Can you imagine what Steven now felt at that moment? His paradigm shifted. Suddenly he saw things differently, and because he saw differently, he thought differently, he felt differently, he behaved differently. His irritation vanished. He relates, “I didn’t have to worry about controlling my attitude or my behavior; my heart was filled with the man’s pain. Feelings of sympathy and compassion flowed freely. Your wife just died? Oh I’m so sorry! Can you tell me about it? What can I do to help?” Everything changed in an instant.” How important our momentary judgments can be. How important that we step back and seek a context for another’s behaviour.
We all go through times in our life that are challenging, but how you and others deal with it is their own journey, and theirs alone. When others see you going through pain or a challenging life event, you may assume they should treat you a certain way. This is an expectation that many times can turn into disappointment. No one can feel your pain. No one can fathom the whys and wherefores of your life.

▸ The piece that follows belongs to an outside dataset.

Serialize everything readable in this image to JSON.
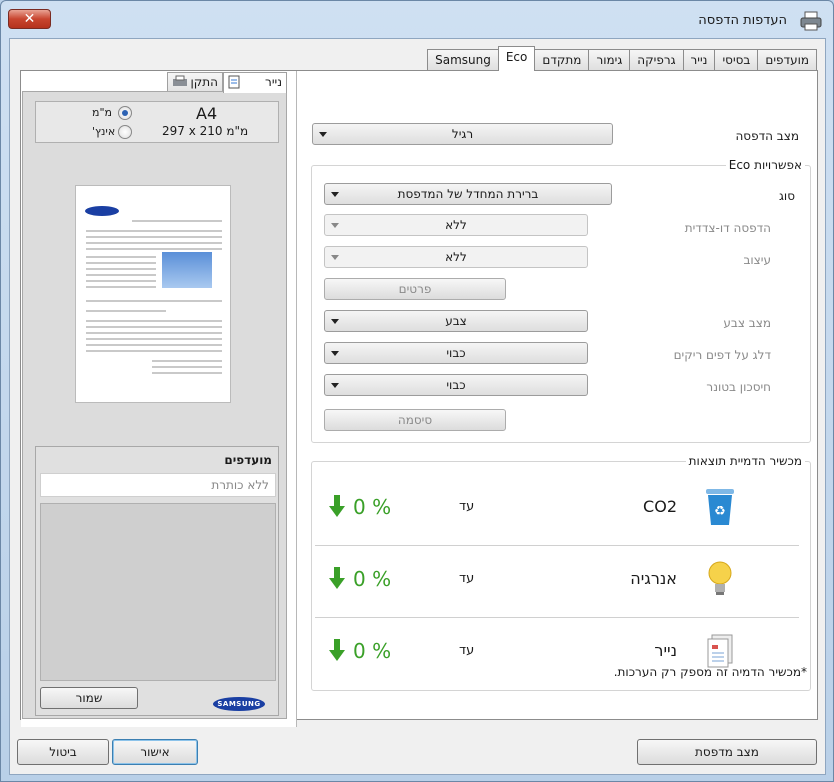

I remember a time when I was a minister in Mildura, Victoria in the 1990’s. I had been working closely with the youth and one senior person did not like what we were doing. I oversaw three churches with an intern assistant. This lady had developed the habit of visiting one of the other churches when I was speaking at the main church. One weekend I had to change the speaking plan and I had forgotten to tell her. I was in the foyer of the church speaking with the senior elder when she walked in. I stepped aside and held out my hand of greeting. However, she turned her back to me and shuffled by. The elder, in his amazement, said to me, “If I ever get like that, please get a gun and shoot me.” To which I replied, “God knows her situation, her thoughts, and her disposition. We are all sinners, and we are all saved by grace.” Life is not what happens to us, but what we do with what happens to us. We are not responsible for the actions of others, but we are responsible for our reactions.